4.3 KiB
Testing Pecan Applications
Tests can live anywhere in your Pecan project as long as the test
runner can discover them, though traditionally, they exist in a module
at myapp.tests.
The suggested mechanism for unit and integration testing of a Pecan
application is the Python unittest module.
Test Discovery and Other Tools
Tests for a Pecan project can be invoked as simply as
python setup.py test, though it's possible to run your
tests with different discovery and automation tools. In particular,
Pecan projects are known to work well with nose, pytest, and tox.
Writing Functional Tests with WebTest
A unit test typically relies on "mock" or "fake" objects to give the code under test enough context to run. In this way, only an individual unit of source code is tested.

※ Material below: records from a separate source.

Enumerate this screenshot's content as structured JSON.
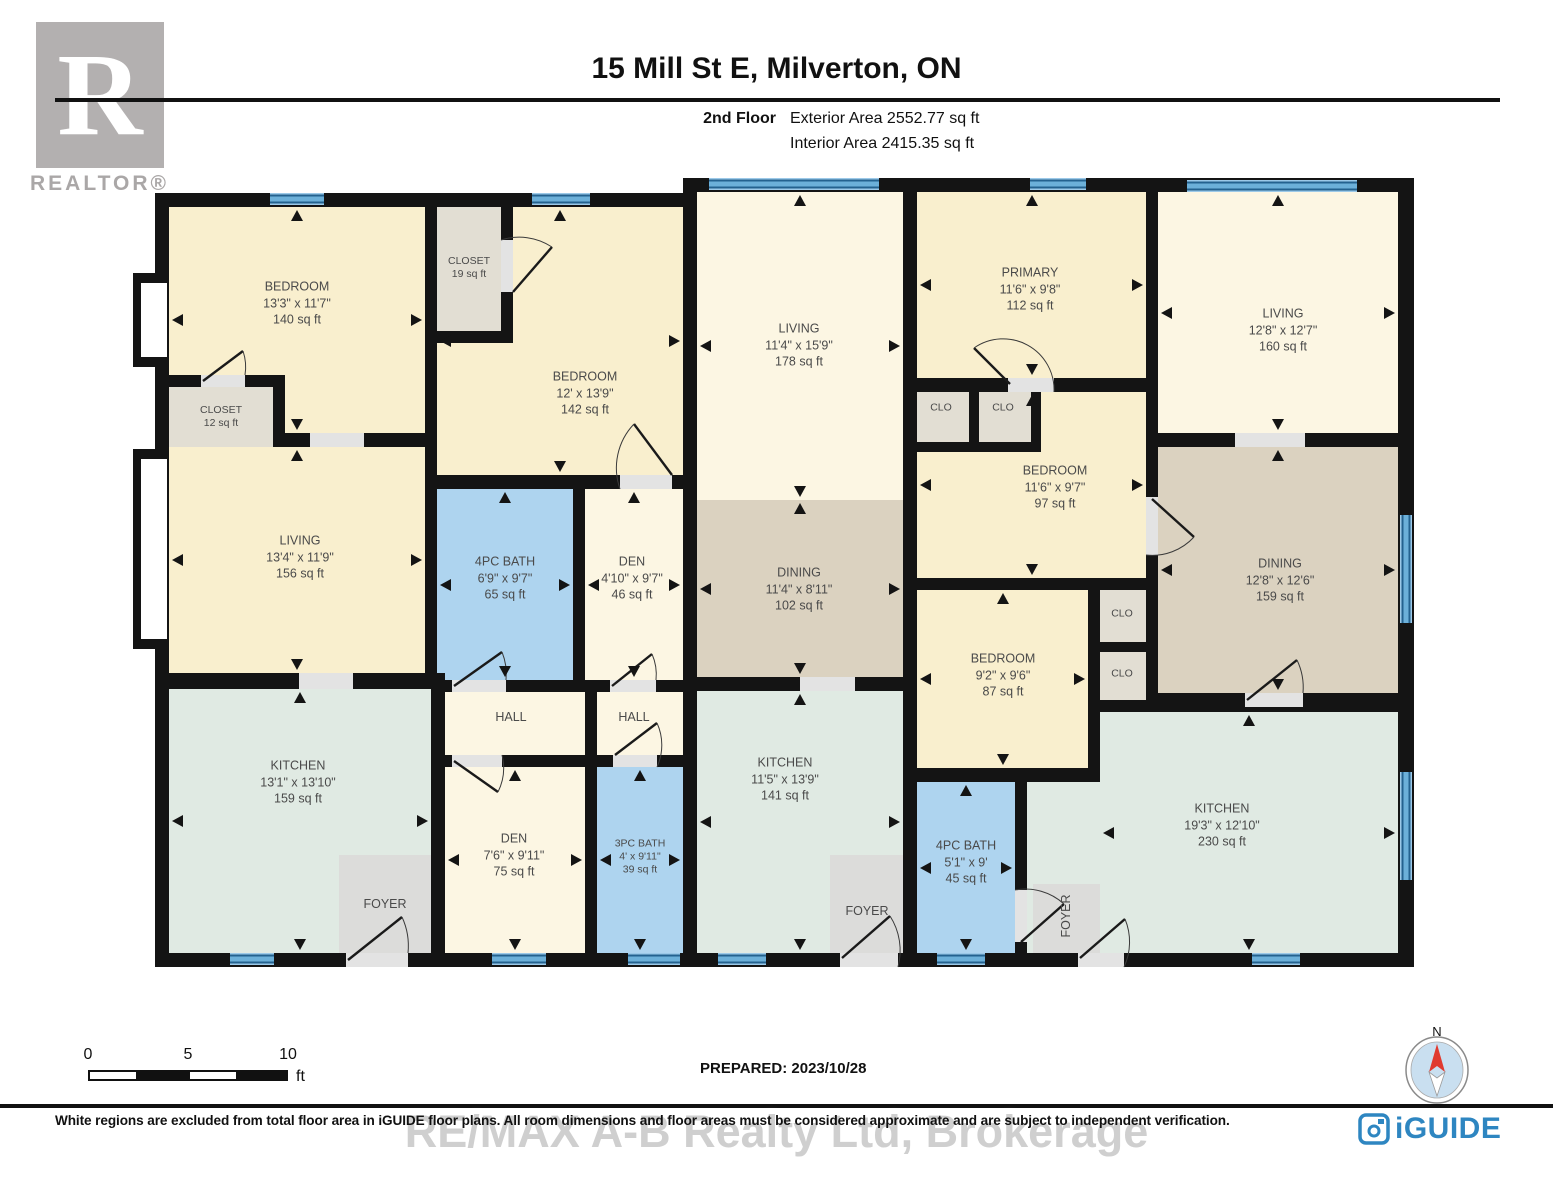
{
  "header": {
    "title": "15 Mill St E, Milverton, ON",
    "floor": "2nd Floor",
    "exterior_area": "Exterior Area 2552.77 sq ft",
    "interior_area": "Interior Area 2415.35 sq ft"
  },
  "branding": {
    "realtor_r": "R",
    "realtor_text": "REALTOR®",
    "iguide_text": "iGUIDE"
  },
  "prepared": "PREPARED: 2023/10/28",
  "compass_label": "N",
  "watermark": "RE/MAX A-B Realty Ltd, Brokerage",
  "footer": "White regions are excluded from total floor area in iGUIDE floor plans. All room dimensions and floor areas must be considered approximate and are subject to independent verification.",
  "scale_bar": {
    "labels": [
      "0",
      "5",
      "10"
    ],
    "unit": "ft"
  },
  "palette": {
    "cream": "#f9efce",
    "pale": "#fcf6e3",
    "tan": "#dbd2c0",
    "mint": "#e0eae3",
    "blue": "#aed4ef",
    "gray": "#e2ded3",
    "fgray": "#dcdcda",
    "wall": "#141414"
  },
  "plan": {
    "bases": [
      {
        "r": [
          155,
          193,
          542,
          774
        ]
      },
      {
        "r": [
          683,
          178,
          731,
          789
        ]
      }
    ],
    "niches": [
      {
        "b": [
          133,
          273,
          42,
          94
        ],
        "w": [
          141,
          283,
          26,
          74
        ]
      },
      {
        "b": [
          133,
          449,
          42,
          200
        ],
        "w": [
          141,
          459,
          26,
          180
        ]
      }
    ],
    "rooms": [
      {
        "id": "bedroom-1",
        "r": [
          169,
          207,
          256,
          226
        ],
        "fill": "cream",
        "arrows": true,
        "label": {
          "lines": [
            "BEDROOM",
            "13'3\" x 11'7\"",
            "140 sq ft"
          ],
          "cx": 297,
          "cy": 303
        }
      },
      {
        "id": "bedroom-2",
        "r": [
          513,
          207,
          170,
          268
        ],
        "fill": "cream",
        "arrows": true,
        "arrowRect": [
          437,
          207,
          246,
          268
        ],
        "label": {
          "lines": [
            "BEDROOM",
            "12' x 13'9\"",
            "142 sq ft"
          ],
          "cx": 585,
          "cy": 393
        }
      },
      {
        "id": "bedroom-2-ext",
        "r": [
          437,
          343,
          76,
          132
        ],
        "fill": "cream"
      },
      {
        "id": "closet-19",
        "r": [
          437,
          207,
          64,
          124
        ],
        "fill": "gray",
        "label": {
          "lines": [
            "CLOSET",
            "19 sq ft"
          ],
          "cx": 469,
          "cy": 268,
          "small": true
        }
      },
      {
        "id": "closet-12",
        "r": [
          169,
          387,
          104,
          60
        ],
        "fill": "gray",
        "label": {
          "lines": [
            "CLOSET",
            "12 sq ft"
          ],
          "cx": 221,
          "cy": 417,
          "small": true
        }
      },
      {
        "id": "living-1",
        "r": [
          169,
          447,
          256,
          226
        ],
        "fill": "cream",
        "arrows": true,
        "label": {
          "lines": [
            "LIVING",
            "13'4\" x 11'9\"",
            "156 sq ft"
          ],
          "cx": 300,
          "cy": 557
        }
      },
      {
        "id": "bath-4pc-1",
        "r": [
          437,
          489,
          136,
          191
        ],
        "fill": "blue",
        "arrows": true,
        "label": {
          "lines": [
            "4PC BATH",
            "6'9\" x 9'7\"",
            "65 sq ft"
          ],
          "cx": 505,
          "cy": 578
        }
      },
      {
        "id": "den-1",
        "r": [
          585,
          489,
          98,
          191
        ],
        "fill": "pale",
        "arrows": true,
        "label": {
          "lines": [
            "DEN",
            "4'10\" x 9'7\"",
            "46 sq ft"
          ],
          "cx": 632,
          "cy": 578
        }
      },
      {
        "id": "hall-1",
        "r": [
          445,
          692,
          140,
          63
        ],
        "fill": "pale",
        "label": {
          "lines": [
            "HALL"
          ],
          "cx": 511,
          "cy": 717
        }
      },
      {
        "id": "hall-2",
        "r": [
          597,
          692,
          86,
          63
        ],
        "fill": "pale",
        "label": {
          "lines": [
            "HALL"
          ],
          "cx": 634,
          "cy": 717
        }
      },
      {
        "id": "kitchen-1",
        "r": [
          169,
          689,
          262,
          264
        ],
        "fill": "mint",
        "arrows": true,
        "label": {
          "lines": [
            "KITCHEN",
            "13'1\" x 13'10\"",
            "159 sq ft"
          ],
          "cx": 298,
          "cy": 782
        }
      },
      {
        "id": "foyer-1",
        "r": [
          339,
          855,
          92,
          98
        ],
        "fill": "fgray",
        "label": {
          "lines": [
            "FOYER"
          ],
          "cx": 385,
          "cy": 904
        }
      },
      {
        "id": "den-2",
        "r": [
          445,
          767,
          140,
          186
        ],
        "fill": "pale",
        "arrows": true,
        "label": {
          "lines": [
            "DEN",
            "7'6\" x 9'11\"",
            "75 sq ft"
          ],
          "cx": 514,
          "cy": 855
        }
      },
      {
        "id": "bath-3pc",
        "r": [
          597,
          767,
          86,
          186
        ],
        "fill": "blue",
        "arrows": true,
        "label": {
          "lines": [
            "3PC BATH",
            "4' x 9'11\"",
            "39 sq ft"
          ],
          "cx": 640,
          "cy": 857,
          "small": true
        }
      },
      {
        "id": "living-2",
        "r": [
          697,
          192,
          206,
          308
        ],
        "fill": "pale",
        "arrows": true,
        "label": {
          "lines": [
            "LIVING",
            "11'4\" x 15'9\"",
            "178 sq ft"
          ],
          "cx": 799,
          "cy": 345
        }
      },
      {
        "id": "dining-1",
        "r": [
          697,
          500,
          206,
          177
        ],
        "fill": "tan",
        "arrows": true,
        "label": {
          "lines": [
            "DINING",
            "11'4\" x 8'11\"",
            "102 sq ft"
          ],
          "cx": 799,
          "cy": 589
        }
      },
      {
        "id": "kitchen-2",
        "r": [
          697,
          691,
          206,
          262
        ],
        "fill": "mint",
        "arrows": true,
        "label": {
          "lines": [
            "KITCHEN",
            "11'5\" x 13'9\"",
            "141 sq ft"
          ],
          "cx": 785,
          "cy": 779
        }
      },
      {
        "id": "foyer-2",
        "r": [
          830,
          855,
          73,
          98
        ],
        "fill": "fgray",
        "label": {
          "lines": [
            "FOYER"
          ],
          "cx": 867,
          "cy": 911
        }
      },
      {
        "id": "primary",
        "r": [
          917,
          192,
          229,
          186
        ],
        "fill": "cream",
        "arrows": true,
        "label": {
          "lines": [
            "PRIMARY",
            "11'6\" x 9'8\"",
            "112 sq ft"
          ],
          "cx": 1030,
          "cy": 289
        }
      },
      {
        "id": "bedroom-97",
        "r": [
          917,
          392,
          229,
          186
        ],
        "fill": "cream",
        "arrows": true,
        "label": {
          "lines": [
            "BEDROOM",
            "11'6\" x 9'7\"",
            "97 sq ft"
          ],
          "cx": 1055,
          "cy": 487
        }
      },
      {
        "id": "clo-a",
        "r": [
          917,
          392,
          52,
          50
        ],
        "fill": "gray",
        "label": {
          "lines": [
            "CLO"
          ],
          "cx": 941,
          "cy": 408,
          "small": true
        }
      },
      {
        "id": "clo-b",
        "r": [
          979,
          392,
          52,
          50
        ],
        "fill": "gray",
        "label": {
          "lines": [
            "CLO"
          ],
          "cx": 1003,
          "cy": 408,
          "small": true
        }
      },
      {
        "id": "bedroom-87",
        "r": [
          917,
          590,
          171,
          178
        ],
        "fill": "cream",
        "arrows": true,
        "label": {
          "lines": [
            "BEDROOM",
            "9'2\" x 9'6\"",
            "87 sq ft"
          ],
          "cx": 1003,
          "cy": 675
        }
      },
      {
        "id": "clo-c",
        "r": [
          1100,
          590,
          46,
          52
        ],
        "fill": "gray",
        "label": {
          "lines": [
            "CLO"
          ],
          "cx": 1122,
          "cy": 614,
          "small": true
        }
      },
      {
        "id": "clo-d",
        "r": [
          1100,
          652,
          46,
          48
        ],
        "fill": "gray",
        "label": {
          "lines": [
            "CLO"
          ],
          "cx": 1122,
          "cy": 674,
          "small": true
        }
      },
      {
        "id": "bath-4pc-2",
        "r": [
          917,
          782,
          98,
          171
        ],
        "fill": "blue",
        "arrows": true,
        "label": {
          "lines": [
            "4PC BATH",
            "5'1\" x 9'",
            "45 sq ft"
          ],
          "cx": 966,
          "cy": 862
        }
      },
      {
        "id": "living-3",
        "r": [
          1158,
          192,
          240,
          241
        ],
        "fill": "pale",
        "arrows": true,
        "label": {
          "lines": [
            "LIVING",
            "12'8\" x 12'7\"",
            "160 sq ft"
          ],
          "cx": 1283,
          "cy": 330
        }
      },
      {
        "id": "dining-2",
        "r": [
          1158,
          447,
          240,
          246
        ],
        "fill": "tan",
        "arrows": true,
        "label": {
          "lines": [
            "DINING",
            "12'8\" x 12'6\"",
            "159 sq ft"
          ],
          "cx": 1280,
          "cy": 580
        }
      },
      {
        "id": "kitchen-3",
        "r": [
          1100,
          712,
          298,
          241
        ],
        "fill": "mint",
        "arrows": true,
        "label": {
          "lines": [
            "KITCHEN",
            "19'3\" x 12'10\"",
            "230 sq ft"
          ],
          "cx": 1222,
          "cy": 825
        }
      },
      {
        "id": "kitchen-3-ext",
        "r": [
          1027,
          782,
          73,
          171
        ],
        "fill": "mint"
      },
      {
        "id": "foyer-3",
        "r": [
          1033,
          884,
          67,
          69
        ],
        "fill": "fgray",
        "label": {
          "lines": [
            "FOYER"
          ],
          "cx": 1066,
          "cy": 916,
          "rot": true
        }
      }
    ],
    "walls": [
      [
        425,
        207,
        12,
        466
      ],
      [
        273,
        433,
        164,
        14
      ],
      [
        169,
        375,
        104,
        12
      ],
      [
        273,
        375,
        12,
        72
      ],
      [
        501,
        207,
        12,
        124
      ],
      [
        437,
        331,
        76,
        12
      ],
      [
        437,
        475,
        246,
        14
      ],
      [
        573,
        489,
        12,
        191
      ],
      [
        437,
        680,
        246,
        12
      ],
      [
        585,
        692,
        12,
        63
      ],
      [
        437,
        755,
        246,
        12
      ],
      [
        169,
        673,
        262,
        16
      ],
      [
        431,
        673,
        14,
        280
      ],
      [
        585,
        767,
        12,
        186
      ],
      [
        903,
        192,
        14,
        761
      ],
      [
        917,
        378,
        229,
        14
      ],
      [
        969,
        392,
        10,
        50
      ],
      [
        917,
        442,
        62,
        10
      ],
      [
        1031,
        392,
        10,
        50
      ],
      [
        979,
        442,
        62,
        10
      ],
      [
        917,
        578,
        229,
        12
      ],
      [
        1088,
        590,
        12,
        185
      ],
      [
        1100,
        642,
        46,
        10
      ],
      [
        1100,
        700,
        46,
        12
      ],
      [
        917,
        768,
        183,
        14
      ],
      [
        1015,
        782,
        12,
        171
      ],
      [
        697,
        677,
        206,
        14
      ],
      [
        1146,
        192,
        12,
        515
      ],
      [
        1158,
        433,
        240,
        14
      ],
      [
        1158,
        693,
        242,
        14
      ]
    ],
    "windows": [
      {
        "r": [
          270,
          193,
          54,
          12
        ],
        "v": false
      },
      {
        "r": [
          532,
          193,
          58,
          12
        ],
        "v": false
      },
      {
        "r": [
          709,
          178,
          170,
          12
        ],
        "v": false
      },
      {
        "r": [
          1030,
          178,
          56,
          12
        ],
        "v": false
      },
      {
        "r": [
          1187,
          180,
          170,
          12
        ],
        "v": false
      },
      {
        "r": [
          230,
          953,
          44,
          12
        ],
        "v": false
      },
      {
        "r": [
          492,
          953,
          54,
          12
        ],
        "v": false
      },
      {
        "r": [
          628,
          953,
          52,
          12
        ],
        "v": false
      },
      {
        "r": [
          718,
          953,
          48,
          12
        ],
        "v": false
      },
      {
        "r": [
          937,
          953,
          48,
          12
        ],
        "v": false
      },
      {
        "r": [
          1252,
          953,
          48,
          12
        ],
        "v": false
      },
      {
        "r": [
          1400,
          515,
          12,
          108
        ],
        "v": true
      },
      {
        "r": [
          1400,
          772,
          12,
          108
        ],
        "v": true
      }
    ],
    "doors": [
      {
        "gap": [
          310,
          433,
          54,
          14
        ]
      },
      {
        "gap": [
          201,
          375,
          44,
          12
        ],
        "leaf": [
          203,
          381,
          243,
          351
        ]
      },
      {
        "gap": [
          501,
          240,
          12,
          52
        ],
        "leaf": [
          513,
          292,
          552,
          247
        ]
      },
      {
        "gap": [
          620,
          475,
          52,
          14
        ],
        "leaf": [
          672,
          475,
          634,
          424
        ]
      },
      {
        "gap": [
          452,
          680,
          54,
          12
        ],
        "leaf": [
          454,
          686,
          502,
          652
        ]
      },
      {
        "gap": [
          610,
          680,
          46,
          12
        ],
        "leaf": [
          612,
          686,
          652,
          654
        ]
      },
      {
        "gap": [
          452,
          755,
          50,
          12
        ],
        "leaf": [
          454,
          761,
          498,
          792
        ]
      },
      {
        "gap": [
          613,
          755,
          44,
          12
        ],
        "leaf": [
          615,
          755,
          657,
          723
        ]
      },
      {
        "gap": [
          346,
          953,
          62,
          14
        ],
        "leaf": [
          348,
          960,
          402,
          917
        ]
      },
      {
        "gap": [
          299,
          673,
          54,
          16
        ]
      },
      {
        "gap": [
          800,
          677,
          55,
          14
        ]
      },
      {
        "gap": [
          840,
          953,
          58,
          14
        ],
        "leaf": [
          842,
          958,
          890,
          916
        ]
      },
      {
        "gap": [
          1015,
          890,
          12,
          52
        ],
        "leaf": [
          1021,
          942,
          1064,
          904
        ]
      },
      {
        "gap": [
          1008,
          378,
          46,
          14
        ],
        "leaf": [
          1010,
          384,
          974,
          348
        ]
      },
      {
        "gap": [
          1146,
          497,
          12,
          58
        ],
        "leaf": [
          1152,
          499,
          1194,
          537
        ]
      },
      {
        "gap": [
          1235,
          433,
          70,
          14
        ]
      },
      {
        "gap": [
          1245,
          693,
          58,
          14
        ],
        "leaf": [
          1247,
          700,
          1297,
          660
        ]
      },
      {
        "gap": [
          1078,
          953,
          46,
          14
        ],
        "leaf": [
          1080,
          958,
          1125,
          919
        ]
      }
    ]
  }
}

A healthy suite of tests combines unit tests with
functional tests. In the context of a Pecan
application, functional tests can be written with the help of the
WebTest library. In this way, it is possible to write tests
that verify the behavior of an HTTP request life cycle from the
controller routing down to the HTTP response. The following is an
example that is similar to the one included with Pecan's quickstart
project:
# myapp/myapp/tests/__init__.py
import os
from unittest import TestCase
from pecan import set_config
from pecan.testing import load_test_app
class FunctionalTest(TestCase):
"""
Used for functional tests where you need to test your
literal application and its integration with the framework.
"""
def setUp(self):
self.app = load_test_app(os.path.join(
os.path.dirname(__file__),
'config.py'
))
def tearDown(self):
set_config({}, overwrite=True)
The testing utility included with Pecan,
pecan.testing.load_test_app, can be passed a file path
representing a Pecan configuration file, and will return an instance of
the application, wrapped in a webtest.TestApp
environment.
From here, it's possible to extend the FunctionalTest
base class and write tests that issue simulated HTTP requests:
class TestIndex(FunctionalTest):
def test_index(self):
resp = self.app.get('/')
assert resp.status_int == 200
assert 'Hello, World' in resp.body
See the WebTest
documentation for further information about the methods available to a
webtest.TestApp instance.
Special Testing Variables
Sometimes it's not enough to make assertions about the response body
of certain requests. To aid in inspection, Pecan applications provide a
special set of "testing variables" to any
webtest.TestResponse object.
Let's suppose that your Pecan applicaton had some controller which
took a name as an optional argument in the URL:
# myapp/myapp/controllers/root.py
from pecan import expose
class RootController(object):
@expose('index.html')
def index(self, name='Joe'):
"""A request to / will access this controller"""
return dict(name=name)
...and rendered that name in it's template (and thus, the response body):
# myapp/myapp/templates/index.html
Hello, ${name}!
A functional test for this controller might look something like this:
class TestIndex(FunctionalTest):
def test_index(self):
resp = self.app.get('/')
assert resp.status_int == 200
assert 'Hello, Joe!' in resp.body
In addition to webtest.TestResponse.body, Pecan also
provides webtest.TestResponse.namespace, which represents
the template namespace returned from the controller, and
webtest.TestResponse.template_name, which yields the name
of the template used:
class TestIndex(FunctionalTest):
def test_index(self):
resp = self.app.get('/')
assert resp.status_int == 200
assert resp.namespace == {'name': 'Joe'}
assert resp.template_name == 'index.html'
In this way, it's possible to test the return value and rendered template of individual controllers.